JOHANNISKRAUT IM GARTEN
Das Johanniskraut ist eine anspruchslose und dekorative Staudenpflanze. Für nährstoffarme Wildgärten ist es besonders gut geeignet.
Der Anbau von Hypericum perforatum im eigenen Garten ist einfach. Am besten
die Saat in kleinen Töpfen vorkeimen lassen. Bedecken Sie diese nur
mit wenig Erde. Nach ca 10 Tagen müssen die Setzlinge pickiert werden.
Bei einer Grösse von ca. 10 cm werden die Jungpflanzen an ihren
entgültigen Standort verpflanzt.
Die Vermehrung kann neben der Aussaat auch durch Wurzelteilung
(Herbst) älterer Pflanzen vorgenommen werden. Mann kann auch die
Ausläufer lösen, die sich auf der Mutterpflanze bilden und diese neu
pflanzen. In meinem Heilpflanzengarten erhält sich das Johanniskraut
von alleine.
Das echte Johanniskraut stellt keine besonderen Ansprüche an den Boden, liebt es jedoch kalkhaltig. Nur Staunässe muss vermieden werden.

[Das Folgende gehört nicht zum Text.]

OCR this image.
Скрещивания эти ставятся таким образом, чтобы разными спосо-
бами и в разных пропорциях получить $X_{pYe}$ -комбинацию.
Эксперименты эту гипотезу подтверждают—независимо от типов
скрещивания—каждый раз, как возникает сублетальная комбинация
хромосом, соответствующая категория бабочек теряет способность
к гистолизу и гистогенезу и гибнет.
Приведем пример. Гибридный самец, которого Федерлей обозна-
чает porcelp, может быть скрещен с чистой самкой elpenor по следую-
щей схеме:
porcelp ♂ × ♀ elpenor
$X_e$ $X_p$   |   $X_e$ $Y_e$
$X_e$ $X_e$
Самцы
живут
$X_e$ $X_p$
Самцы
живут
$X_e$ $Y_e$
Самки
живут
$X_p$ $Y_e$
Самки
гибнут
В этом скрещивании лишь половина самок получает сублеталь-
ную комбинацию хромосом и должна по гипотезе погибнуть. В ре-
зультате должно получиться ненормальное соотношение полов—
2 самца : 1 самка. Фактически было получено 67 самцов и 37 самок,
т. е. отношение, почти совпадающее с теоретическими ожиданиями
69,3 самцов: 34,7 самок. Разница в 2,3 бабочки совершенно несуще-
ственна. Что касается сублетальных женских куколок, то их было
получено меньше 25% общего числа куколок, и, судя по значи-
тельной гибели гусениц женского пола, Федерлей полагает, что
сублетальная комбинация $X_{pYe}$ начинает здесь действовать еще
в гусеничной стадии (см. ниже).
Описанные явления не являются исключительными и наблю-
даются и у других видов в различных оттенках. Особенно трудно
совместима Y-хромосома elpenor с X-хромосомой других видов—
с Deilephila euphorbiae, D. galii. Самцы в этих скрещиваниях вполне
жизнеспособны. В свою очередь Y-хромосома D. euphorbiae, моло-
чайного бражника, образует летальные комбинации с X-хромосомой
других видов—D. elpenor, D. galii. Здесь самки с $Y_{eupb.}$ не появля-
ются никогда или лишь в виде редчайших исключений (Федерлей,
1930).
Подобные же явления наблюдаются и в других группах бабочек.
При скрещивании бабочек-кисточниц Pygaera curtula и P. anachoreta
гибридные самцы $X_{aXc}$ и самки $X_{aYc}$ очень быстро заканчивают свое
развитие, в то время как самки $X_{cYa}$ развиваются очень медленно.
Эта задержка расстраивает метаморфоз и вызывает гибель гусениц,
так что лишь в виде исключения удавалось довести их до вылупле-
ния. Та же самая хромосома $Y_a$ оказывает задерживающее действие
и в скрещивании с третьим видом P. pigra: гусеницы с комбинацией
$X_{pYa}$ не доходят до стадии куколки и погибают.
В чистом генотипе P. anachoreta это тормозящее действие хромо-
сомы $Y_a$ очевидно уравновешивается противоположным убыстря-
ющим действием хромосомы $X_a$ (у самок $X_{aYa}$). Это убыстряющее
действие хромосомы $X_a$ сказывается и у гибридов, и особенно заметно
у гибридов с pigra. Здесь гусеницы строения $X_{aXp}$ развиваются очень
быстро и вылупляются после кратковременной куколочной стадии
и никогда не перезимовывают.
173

Die mehrjährige Heilpflanze ist winterhart und bleibt (ohne besonderen Schutz) das ganze Jahr im Garten.
Knospen, Blüten und Zweigspitzen des Krautes werden ein- bis zweimal pro Jahr während der Blütezeit geerntet. Anschliessend wird das Erntegut im Schatten bei max. 40 °C getrocknet.
Bei mir im Garten wächst das Johanniskraut an eher trockenen Stellen in Begleitung von Schöllkraut, Thymian, Rosmarin, Schwalbenwurz, Malven und Goldrute.
SONSTIGES
Das auffallende Johanniskraut heisst unter anderem "Hartheu", weil ihre Stengel derb und hart sind. Die Namen Johannis- und Sonnwendkraut beziehen sich auf die Blütezeit.